Oleh karena itu, dukungan terhadap kepala sekolah tidak boleh berhenti hanya pada aspek struktural seperti anggaran dan kebijakan. Dukungan tersebut harus diwujudkan dalam bentuk pelatihan kepemimpinan berkelanjutan, penguatan jejaring profesional, pemberian ruang reflektif untuk kesehatan mental pemimpin, serta pengakuan atas peran vital mereka dalam mengelola dinamika organisasi. Kepala sekolah memerlukan ruang aman untuk belajar, bertumbuh, dan berefleksi atas kompleksitas tugasnya.
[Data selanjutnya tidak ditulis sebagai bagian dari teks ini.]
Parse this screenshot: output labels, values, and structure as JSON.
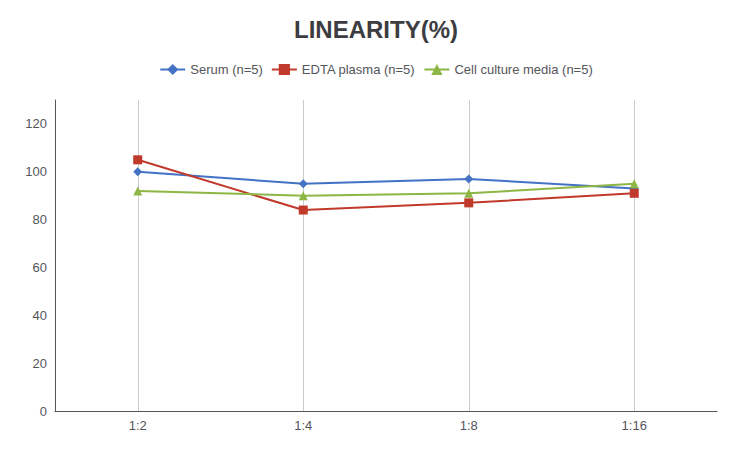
{
  "chart_data": {
    "type": "line",
    "title": "LINEARITY(%)",
    "categories": [
      "1:2",
      "1:4",
      "1:8",
      "1:16"
    ],
    "series": [
      {
        "name": "Serum (n=5)",
        "color": "#4472C4",
        "marker": "diamond",
        "values": [
          100,
          95,
          97,
          93
        ]
      },
      {
        "name": "EDTA plasma (n=5)",
        "color": "#C0392B",
        "marker": "square",
        "values": [
          105,
          84,
          87,
          91
        ]
      },
      {
        "name": "Cell culture media (n=5)",
        "color": "#8DB645",
        "marker": "triangle",
        "values": [
          92,
          90,
          91,
          95
        ]
      }
    ],
    "ylim": [
      0,
      130
    ],
    "yticks": [
      0,
      20,
      40,
      60,
      80,
      100,
      120
    ],
    "grid": "x",
    "legend": "top"
  }
}
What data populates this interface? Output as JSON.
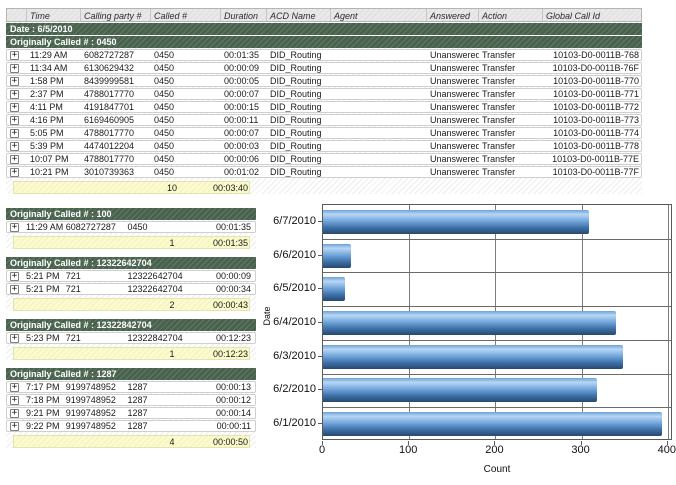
{
  "table": {
    "columns": [
      "",
      "Time",
      "Calling party #",
      "Called #",
      "Duration",
      "ACD Name",
      "Agent",
      "Answered",
      "Action",
      "Global Call Id"
    ],
    "date_band": "Date : 6/5/2010"
  },
  "top_group": {
    "header": "Originally Called # : 0450",
    "rows": [
      {
        "time": "11:29 AM",
        "calling": "6082727287",
        "called": "0450",
        "duration": "00:01:35",
        "acd": "DID_Routing",
        "agent": "",
        "answered": "Unanswered",
        "action": "Transfer",
        "global_id": "10103-D0-0011B-768"
      },
      {
        "time": "11:34 AM",
        "calling": "6130629432",
        "called": "0450",
        "duration": "00:00:09",
        "acd": "DID_Routing",
        "agent": "",
        "answered": "Unanswered",
        "action": "Transfer",
        "global_id": "10103-D0-0011B-76F"
      },
      {
        "time": "1:58 PM",
        "calling": "8439999581",
        "called": "0450",
        "duration": "00:00:05",
        "acd": "DID_Routing",
        "agent": "",
        "answered": "Unanswered",
        "action": "Transfer",
        "global_id": "10103-D0-0011B-770"
      },
      {
        "time": "2:37 PM",
        "calling": "4788017770",
        "called": "0450",
        "duration": "00:00:07",
        "acd": "DID_Routing",
        "agent": "",
        "answered": "Unanswered",
        "action": "Transfer",
        "global_id": "10103-D0-0011B-771"
      },
      {
        "time": "4:11 PM",
        "calling": "4191847701",
        "called": "0450",
        "duration": "00:00:15",
        "acd": "DID_Routing",
        "agent": "",
        "answered": "Unanswered",
        "action": "Transfer",
        "global_id": "10103-D0-0011B-772"
      },
      {
        "time": "4:16 PM",
        "calling": "6169460905",
        "called": "0450",
        "duration": "00:00:11",
        "acd": "DID_Routing",
        "agent": "",
        "answered": "Unanswered",
        "action": "Transfer",
        "global_id": "10103-D0-0011B-773"
      },
      {
        "time": "5:05 PM",
        "calling": "4788017770",
        "called": "0450",
        "duration": "00:00:07",
        "acd": "DID_Routing",
        "agent": "",
        "answered": "Unanswered",
        "action": "Transfer",
        "global_id": "10103-D0-0011B-774"
      },
      {
        "time": "5:39 PM",
        "calling": "4474012204",
        "called": "0450",
        "duration": "00:00:03",
        "acd": "DID_Routing",
        "agent": "",
        "answered": "Unanswered",
        "action": "Transfer",
        "global_id": "10103-D0-0011B-778"
      },
      {
        "time": "10:07 PM",
        "calling": "4788017770",
        "called": "0450",
        "duration": "00:00:06",
        "acd": "DID_Routing",
        "agent": "",
        "answered": "Unanswered",
        "action": "Transfer",
        "global_id": "10103-D0-0011B-77E"
      },
      {
        "time": "10:21 PM",
        "calling": "3010739363",
        "called": "0450",
        "duration": "00:01:02",
        "acd": "DID_Routing",
        "agent": "",
        "answered": "Unanswered",
        "action": "Transfer",
        "global_id": "10103-D0-0011B-77F"
      }
    ],
    "summary": {
      "count": "10",
      "duration": "00:03:40"
    }
  },
  "sections": [
    {
      "header": "Originally Called # : 100",
      "rows": [
        {
          "time": "11:29 AM",
          "calling": "6082727287",
          "called": "0450",
          "duration": "00:01:35"
        }
      ],
      "summary": {
        "count": "1",
        "duration": "00:01:35"
      }
    },
    {
      "header": "Originally Called # : 12322642704",
      "rows": [
        {
          "time": "5:21 PM",
          "calling": "721",
          "called": "12322642704",
          "duration": "00:00:09"
        },
        {
          "time": "5:21 PM",
          "calling": "721",
          "called": "12322642704",
          "duration": "00:00:34"
        }
      ],
      "summary": {
        "count": "2",
        "duration": "00:00:43"
      }
    },
    {
      "header": "Originally Called # : 12322842704",
      "rows": [
        {
          "time": "5:23 PM",
          "calling": "721",
          "called": "12322842704",
          "duration": "00:12:23"
        }
      ],
      "summary": {
        "count": "1",
        "duration": "00:12:23"
      }
    },
    {
      "header": "Originally Called # : 1287",
      "rows": [
        {
          "time": "7:17 PM",
          "calling": "9199748952",
          "called": "1287",
          "duration": "00:00:13"
        },
        {
          "time": "7:18 PM",
          "calling": "9199748952",
          "called": "1287",
          "duration": "00:00:12"
        },
        {
          "time": "9:21 PM",
          "calling": "9199748952",
          "called": "1287",
          "duration": "00:00:14"
        },
        {
          "time": "9:22 PM",
          "calling": "9199748952",
          "called": "1287",
          "duration": "00:00:11"
        }
      ],
      "summary": {
        "count": "4",
        "duration": "00:00:50"
      }
    }
  ],
  "chart_data": {
    "type": "bar",
    "orientation": "horizontal",
    "categories": [
      "6/7/2010",
      "6/6/2010",
      "6/5/2010",
      "6/4/2010",
      "6/3/2010",
      "6/2/2010",
      "6/1/2010"
    ],
    "values": [
      308,
      32,
      26,
      340,
      348,
      318,
      393
    ],
    "title": "",
    "xlabel": "Count",
    "ylabel": "Date",
    "xlim": [
      0,
      400
    ],
    "xticks": [
      0,
      100,
      200,
      300,
      400
    ],
    "grid": true,
    "legend": false
  },
  "icons": {
    "expand": "+"
  },
  "colors": {
    "group_band_green": "#48624d",
    "summary_yellow": "#fbfbcd",
    "bar_light": "#b7d7f4",
    "bar_mid": "#6ea2d8",
    "bar_dark": "#27496e",
    "grid_gray": "#7d7d7d"
  }
}
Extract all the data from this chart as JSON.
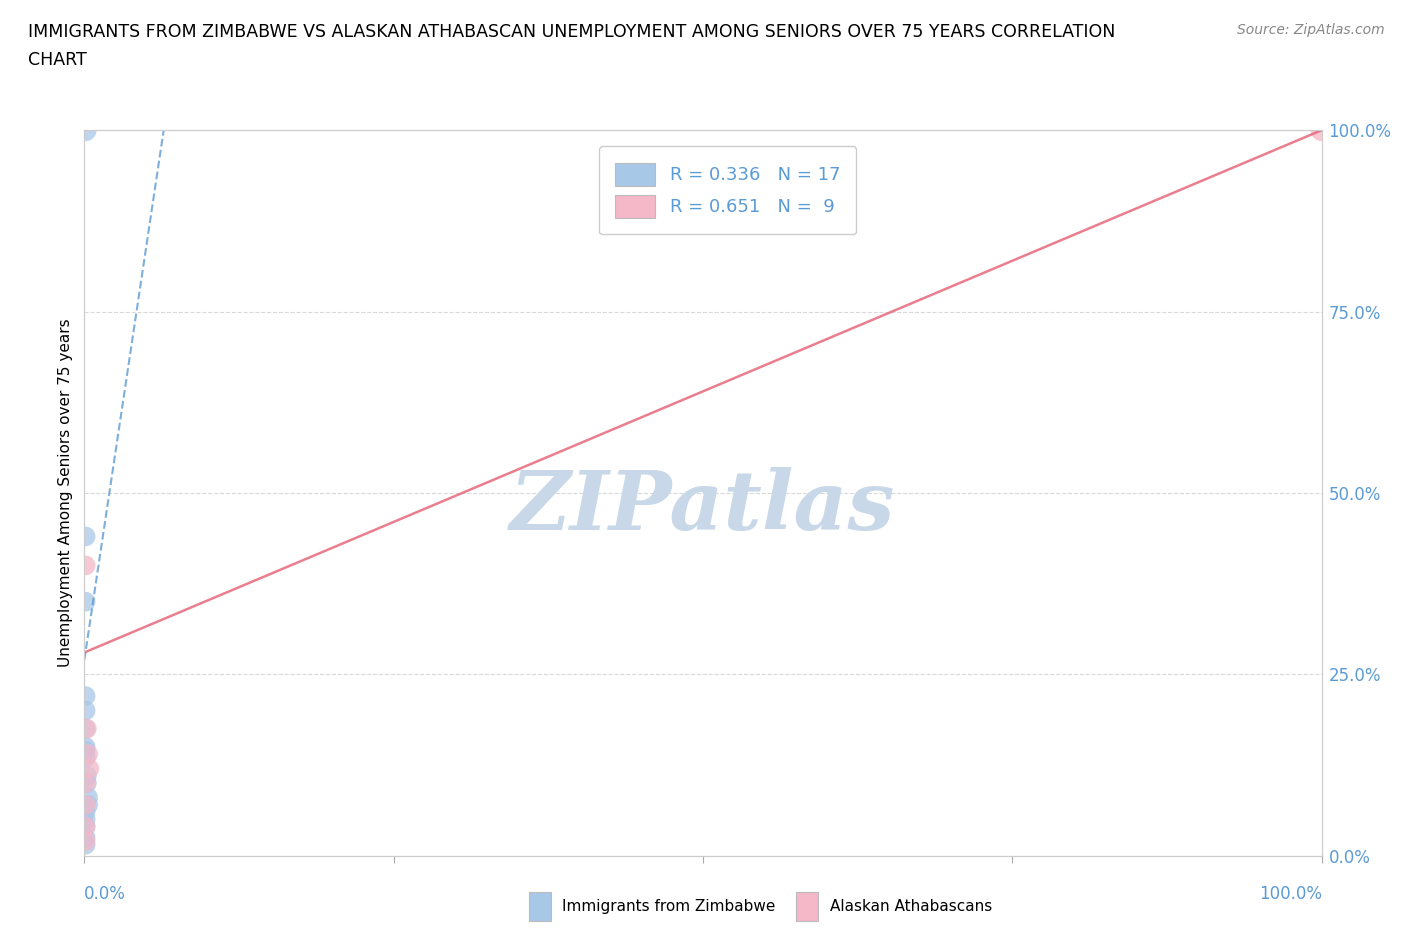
{
  "title_line1": "IMMIGRANTS FROM ZIMBABWE VS ALASKAN ATHABASCAN UNEMPLOYMENT AMONG SENIORS OVER 75 YEARS CORRELATION",
  "title_line2": "CHART",
  "source": "Source: ZipAtlas.com",
  "ylabel": "Unemployment Among Seniors over 75 years",
  "xlabel_blue": "Immigrants from Zimbabwe",
  "xlabel_pink": "Alaskan Athabascans",
  "R_blue": 0.336,
  "N_blue": 17,
  "R_pink": 0.651,
  "N_pink": 9,
  "blue_color": "#a8c8e8",
  "blue_color_line": "#5b9bd5",
  "pink_color": "#f4b8c8",
  "pink_color_line": "#e8687a",
  "blue_scatter_x": [
    0.001,
    0.001,
    0.001,
    0.001,
    0.001,
    0.001,
    0.001,
    0.001,
    0.002,
    0.002,
    0.003,
    0.003,
    0.001,
    0.001,
    0.001,
    0.001,
    0.001
  ],
  "blue_scatter_y": [
    0.44,
    0.35,
    0.22,
    0.2,
    0.175,
    0.15,
    0.145,
    0.135,
    0.11,
    0.1,
    0.08,
    0.07,
    0.06,
    0.05,
    0.04,
    0.025,
    0.015
  ],
  "blue_outlier_x": [
    0.001
  ],
  "blue_outlier_y": [
    1.0
  ],
  "pink_scatter_x": [
    0.001,
    0.002,
    0.003,
    0.004,
    0.001,
    0.001,
    0.001,
    0.001
  ],
  "pink_scatter_y": [
    0.4,
    0.175,
    0.14,
    0.12,
    0.1,
    0.07,
    0.04,
    0.02
  ],
  "pink_outlier_x": [
    1.0
  ],
  "pink_outlier_y": [
    1.0
  ],
  "blue_line_x": [
    0.0,
    0.065
  ],
  "blue_line_y": [
    0.27,
    1.01
  ],
  "pink_line_x": [
    0.0,
    1.0
  ],
  "pink_line_y": [
    0.28,
    1.0
  ],
  "axis_color": "#5b9bd5",
  "grid_color": "#d9d9d9",
  "watermark_color": "#c8d8e8",
  "background_color": "#ffffff",
  "xlim": [
    0.0,
    1.0
  ],
  "ylim": [
    0.0,
    1.0
  ],
  "right_yticks": [
    0.0,
    0.25,
    0.5,
    0.75,
    1.0
  ],
  "right_ytick_labels": [
    "0.0%",
    "25.0%",
    "50.0%",
    "75.0%",
    "100.0%"
  ],
  "xtick_edge_labels": [
    "0.0%",
    "100.0%"
  ]
}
Sudah saatnya publik dan pemangku kebijakan memahami bahwa keberhasilan reformasi pendidikan tidak semata ditentukan oleh kurikulum baru atau infrastruktur digital, tetapi juga oleh kekuatan kepemimpinan di sekolah. Kepemimpinan yang menyulut perubahan dan memadamkan konflik tidak tercipta begitu saja, melainkan dibentuk melalui proses panjang yang penuh ketekunan dan pengorbanan. Mari kita dukung mereka, bukan hanya dengan apresiasi simbolik, tetapi dengan langkah nyata untuk memperkuat peran mereka sebagai penggerak perubahan sejati dalam dunia pendidikan Indonesia.
Referensi:
• Aulia, R., & Aslami, N. (2023). Manajemen Perubahan di Era Digital.
• Amaliyah Mutiara, C. B. (2023). Perubahan Organisasi dalam Manajemen.
• Harahap, J., et al. (2024). Model Kurt Lewin dalam Perubahan Sekolah.